Following year of treatment, Waikapu boy is doing well
Slowly, 7-year-old Xander Munson’s life is getting back to normal.
After more than a year of undergoing treatment for a cancerous brain tumor, the Waikapu boy is in remission. His hair has grown back, and he is able to ride his bike and play video games, like any other youngster.
Now, the 2nd-grader from Pomaikai Elementary School is looking forward to seeing his old friends from Kapi’olani Medical Center for Women & Children on Oahu who treat him like family, said his mother, Jena Dando.
Munson and his family will be cheering on participants and reunite with Kapi’olani officials at Saturday’s 2013 Hyundai Hope on Wheels 5K Run/Walk at Whalers Village in Kaanapali.
Beginning at 7 a.m., the event aims to raise awareness and funds for pediatric cancer research and programs serving children battling cancer in Hawaii, such as those at Kapi’olani.

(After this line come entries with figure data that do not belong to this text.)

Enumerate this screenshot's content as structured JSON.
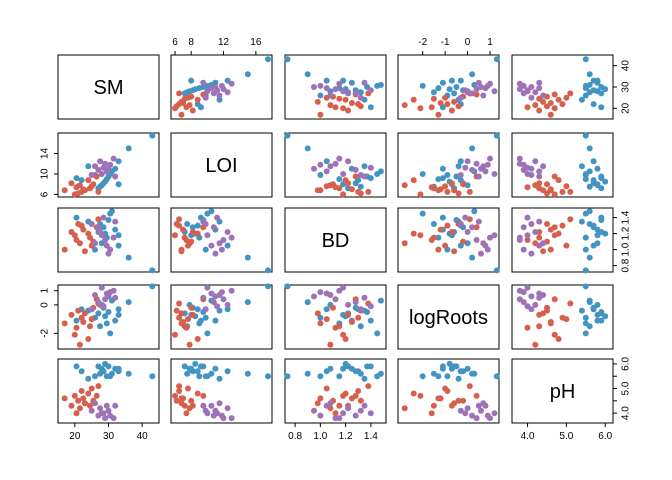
{
  "chart_data": {
    "type": "scatter",
    "variables": [
      {
        "name": "SM",
        "range": [
          15,
          45
        ],
        "ticks": [
          20,
          30,
          40
        ],
        "tick_labels": [
          "20",
          "30",
          "40"
        ]
      },
      {
        "name": "LOI",
        "range": [
          5.5,
          18
        ],
        "ticks": [
          6,
          8,
          12,
          16
        ],
        "tick_labels": [
          "6",
          "8",
          "12",
          "16"
        ],
        "left_tick_labels": [
          "6",
          "10",
          "14"
        ],
        "left_ticks": [
          6,
          10,
          14
        ]
      },
      {
        "name": "BD",
        "range": [
          0.72,
          1.52
        ],
        "ticks": [
          0.8,
          1.0,
          1.2,
          1.4
        ],
        "tick_labels": [
          "0.8",
          "1.0",
          "1.2",
          "1.4"
        ],
        "right_ticks": [
          0.8,
          1.0,
          1.2,
          1.4
        ],
        "right_tick_labels": [
          "0.8",
          "1.0",
          "1.2",
          "1.4"
        ]
      },
      {
        "name": "logRoots",
        "range": [
          -3.1,
          1.4
        ],
        "ticks": [
          -2,
          -1,
          0,
          1
        ],
        "tick_labels": [
          "-2",
          "-1",
          "0",
          "1"
        ],
        "left_ticks": [
          -2,
          0,
          1
        ],
        "left_tick_labels": [
          "-2",
          "0",
          "1"
        ]
      },
      {
        "name": "pH",
        "range": [
          3.6,
          6.2
        ],
        "ticks": [
          4.0,
          5.0,
          6.0
        ],
        "tick_labels": [
          "4.0",
          "5.0",
          "6.0"
        ],
        "right_ticks": [
          4.0,
          4.5,
          5.0,
          5.5,
          6.0
        ],
        "right_tick_labels": [
          "4.0",
          "",
          "5.0",
          "",
          "6.0"
        ]
      }
    ],
    "tick_axes": {
      "bottom": [
        0,
        2,
        4
      ],
      "top": [
        1,
        3
      ],
      "left": [
        1,
        3
      ],
      "right": [
        0,
        2,
        4
      ]
    },
    "groups": [
      {
        "color": "#4393c3"
      },
      {
        "color": "#d6604d"
      },
      {
        "color": "#9e72b7"
      }
    ],
    "observations": [
      {
        "g": 0,
        "SM": 43.0,
        "LOI": 17.5,
        "BD": 0.74,
        "logRoots": 1.3,
        "pH": 5.5
      },
      {
        "g": 0,
        "SM": 36.0,
        "LOI": 15.0,
        "BD": 0.9,
        "logRoots": 0.2,
        "pH": 5.6
      },
      {
        "g": 0,
        "SM": 33.0,
        "LOI": 12.5,
        "BD": 1.05,
        "logRoots": -0.3,
        "pH": 5.7
      },
      {
        "g": 0,
        "SM": 32.0,
        "LOI": 11.0,
        "BD": 1.25,
        "logRoots": -1.1,
        "pH": 5.8
      },
      {
        "g": 0,
        "SM": 31.0,
        "LOI": 10.5,
        "BD": 1.48,
        "logRoots": 0.3,
        "pH": 5.6
      },
      {
        "g": 0,
        "SM": 30.0,
        "LOI": 9.5,
        "BD": 1.37,
        "logRoots": -0.5,
        "pH": 5.9
      },
      {
        "g": 0,
        "SM": 29.5,
        "LOI": 9.0,
        "BD": 1.15,
        "logRoots": -1.3,
        "pH": 5.5
      },
      {
        "g": 0,
        "SM": 29.0,
        "LOI": 8.5,
        "BD": 1.2,
        "logRoots": -0.8,
        "pH": 6.0
      },
      {
        "g": 0,
        "SM": 28.5,
        "LOI": 8.2,
        "BD": 1.28,
        "logRoots": -0.2,
        "pH": 5.7
      },
      {
        "g": 0,
        "SM": 28.0,
        "LOI": 7.8,
        "BD": 1.08,
        "logRoots": 0.0,
        "pH": 5.8
      },
      {
        "g": 0,
        "SM": 27.5,
        "LOI": 7.5,
        "BD": 1.32,
        "logRoots": -1.5,
        "pH": 5.6
      },
      {
        "g": 0,
        "SM": 27.0,
        "LOI": 7.2,
        "BD": 1.22,
        "logRoots": -0.6,
        "pH": 5.9
      },
      {
        "g": 0,
        "SM": 26.0,
        "LOI": 9.8,
        "BD": 1.0,
        "logRoots": -0.9,
        "pH": 5.5
      },
      {
        "g": 0,
        "SM": 24.0,
        "LOI": 11.5,
        "BD": 1.35,
        "logRoots": -0.4,
        "pH": 5.4
      },
      {
        "g": 0,
        "SM": 22.0,
        "LOI": 8.8,
        "BD": 1.3,
        "logRoots": -0.3,
        "pH": 5.7
      },
      {
        "g": 0,
        "SM": 30.5,
        "LOI": 10.0,
        "BD": 1.45,
        "logRoots": -2.0,
        "pH": 5.5
      },
      {
        "g": 0,
        "SM": 33.0,
        "LOI": 8.0,
        "BD": 1.18,
        "logRoots": -0.7,
        "pH": 5.8
      },
      {
        "g": 0,
        "SM": 20.5,
        "LOI": 9.2,
        "BD": 1.4,
        "logRoots": -1.1,
        "pH": 5.9
      },
      {
        "g": 1,
        "SM": 26.5,
        "LOI": 9.5,
        "BD": 1.28,
        "logRoots": 0.4,
        "pH": 4.7
      },
      {
        "g": 1,
        "SM": 25.5,
        "LOI": 8.0,
        "BD": 1.1,
        "logRoots": -0.2,
        "pH": 4.5
      },
      {
        "g": 1,
        "SM": 25.0,
        "LOI": 7.6,
        "BD": 1.05,
        "logRoots": -1.0,
        "pH": 5.0
      },
      {
        "g": 1,
        "SM": 24.5,
        "LOI": 7.2,
        "BD": 1.15,
        "logRoots": -1.5,
        "pH": 4.3
      },
      {
        "g": 1,
        "SM": 24.0,
        "LOI": 8.8,
        "BD": 1.2,
        "logRoots": -2.4,
        "pH": 4.8
      },
      {
        "g": 1,
        "SM": 23.0,
        "LOI": 6.8,
        "BD": 0.98,
        "logRoots": -0.6,
        "pH": 4.4
      },
      {
        "g": 1,
        "SM": 22.5,
        "LOI": 7.0,
        "BD": 1.25,
        "logRoots": -1.2,
        "pH": 4.6
      },
      {
        "g": 1,
        "SM": 22.0,
        "LOI": 6.5,
        "BD": 1.3,
        "logRoots": -0.9,
        "pH": 4.9
      },
      {
        "g": 1,
        "SM": 21.5,
        "LOI": 7.8,
        "BD": 1.08,
        "logRoots": -2.8,
        "pH": 4.2
      },
      {
        "g": 1,
        "SM": 21.0,
        "LOI": 6.2,
        "BD": 1.32,
        "logRoots": -0.4,
        "pH": 4.5
      },
      {
        "g": 1,
        "SM": 20.5,
        "LOI": 7.4,
        "BD": 1.12,
        "logRoots": -1.6,
        "pH": 4.0
      },
      {
        "g": 1,
        "SM": 20.0,
        "LOI": 6.0,
        "BD": 1.18,
        "logRoots": -2.1,
        "pH": 4.7
      },
      {
        "g": 1,
        "SM": 19.0,
        "LOI": 8.2,
        "BD": 1.22,
        "logRoots": -0.7,
        "pH": 4.3
      },
      {
        "g": 1,
        "SM": 17.0,
        "LOI": 6.8,
        "BD": 1.0,
        "logRoots": -1.3,
        "pH": 4.6
      },
      {
        "g": 1,
        "SM": 27.0,
        "LOI": 6.5,
        "BD": 1.38,
        "logRoots": 0.1,
        "pH": 5.1
      },
      {
        "g": 2,
        "SM": 30.5,
        "LOI": 11.8,
        "BD": 1.0,
        "logRoots": 0.9,
        "pH": 3.9
      },
      {
        "g": 2,
        "SM": 30.0,
        "LOI": 11.0,
        "BD": 0.95,
        "logRoots": 0.6,
        "pH": 4.1
      },
      {
        "g": 2,
        "SM": 29.5,
        "LOI": 10.5,
        "BD": 1.05,
        "logRoots": 0.8,
        "pH": 4.3
      },
      {
        "g": 2,
        "SM": 29.0,
        "LOI": 12.0,
        "BD": 1.12,
        "logRoots": 0.4,
        "pH": 3.8
      },
      {
        "g": 2,
        "SM": 28.0,
        "LOI": 10.0,
        "BD": 1.18,
        "logRoots": 1.2,
        "pH": 4.0
      },
      {
        "g": 2,
        "SM": 27.5,
        "LOI": 12.5,
        "BD": 1.22,
        "logRoots": 0.0,
        "pH": 4.2
      },
      {
        "g": 2,
        "SM": 27.0,
        "LOI": 10.8,
        "BD": 1.28,
        "logRoots": 0.2,
        "pH": 3.9
      },
      {
        "g": 2,
        "SM": 26.0,
        "LOI": 11.5,
        "BD": 1.08,
        "logRoots": 0.7,
        "pH": 4.4
      },
      {
        "g": 2,
        "SM": 25.0,
        "LOI": 9.8,
        "BD": 1.32,
        "logRoots": -0.3,
        "pH": 4.1
      },
      {
        "g": 2,
        "SM": 31.5,
        "LOI": 13.0,
        "BD": 1.15,
        "logRoots": 1.0,
        "pH": 3.8
      },
      {
        "g": 2,
        "SM": 32.0,
        "LOI": 9.5,
        "BD": 1.35,
        "logRoots": 0.5,
        "pH": 4.3
      },
      {
        "g": 2,
        "SM": 28.5,
        "LOI": 11.2,
        "BD": 1.4,
        "logRoots": -0.1,
        "pH": 4.0
      }
    ]
  }
}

Hope on Wheels will award a $75,000 Hyundai Scholar Grant to Kapio’lani along with the net proceeds raised at the event. The fundraiser also will benefit a partnership between Maui Memorial Medical Center, Kapi’olani and the Hawaii Cord Blood Bank to support cancer research in Hawaii.
Online registration continues today at www.hyundairun4hope.org. It costs $35 for adults. Children ages 2 to 12 can participate for a discounted rate of $10, which includes participation in the Bubba Gump Shrimp Co. Keiki Sprint prior to the run. Runners receive a race T-shirt and other items.
Participants can register on-site the day of the race.
The benefit run coincides with Hyundai’s Tournament of Champions professional golf tournament, which begins today at the Kapalua Plantation Course.
“Our thanks go out to the Hyundai dealers, the company, and to Hyundai Hope On Wheels for their continued support of our institution,” said Martha Smith, chief operating officer at Kapio’lani. “Community support like theirs is essential in helping us provide exceptional and comprehensive care to families across the state of Hawaii and the Pacific.”
Dando said she is pleased to help Kapi’olani and others in the childhood cancer fight, noting that the hospital played “such as big role in what we went through.”
In April 2011, Xander complained about double vision and the next day his right eye pulled inward, making him look cockeyed. Three days later, he was flown to Kapi’olani and days after he had brain surgery to remove a cancerous tumor.
“Kapi’olani is very on it,” Dando said. “They always make sure you are informed of what is going on. It’s just really positive, (they) make sure we understand everything.”
She called the whole staff from the doctors to those who monitor the children’s playroom as “real loving and real receptive.”
Xander has undergone radiation and chemotherapy.
While at Kapi’olani, Dando was able to sleep in Xander’s hospital room when he was having his treatments, alleviating a need for her to find a place to stay.
Although those treatments are now behind them, Dando said Xander periodically has to go back to Kapi’olani for follow-up visits, but nurses and staff members remember him.
“He feels so good too when they remember him,” Dando said.
Xander said he was looking forward to Saturday so he can see everyone, especially Tucker, the golden retriever animal-assisted therapy dog that he got to know while at the hospital.
Even though Xander’s cancer changed his and his family’s life, Dando said her son has taken it well.
“He’s very easy-going, very mellow,” she said.
Dando said that when Xander would go to Oahu for treatment at Kapi’olani and Queen’s Medical Center, he would joke that it would be a vacation from his 8-year-old brother Xavier.
Dando said that while Xander’s energy is OK and he is no longer losing weight, he still loses his balance at times and doctors need to monitor his hearing, because those are two side effects of the treatments.
He still needs to get his appetite back. He weighs only 49 pounds, and his goal weight is 57 pounds.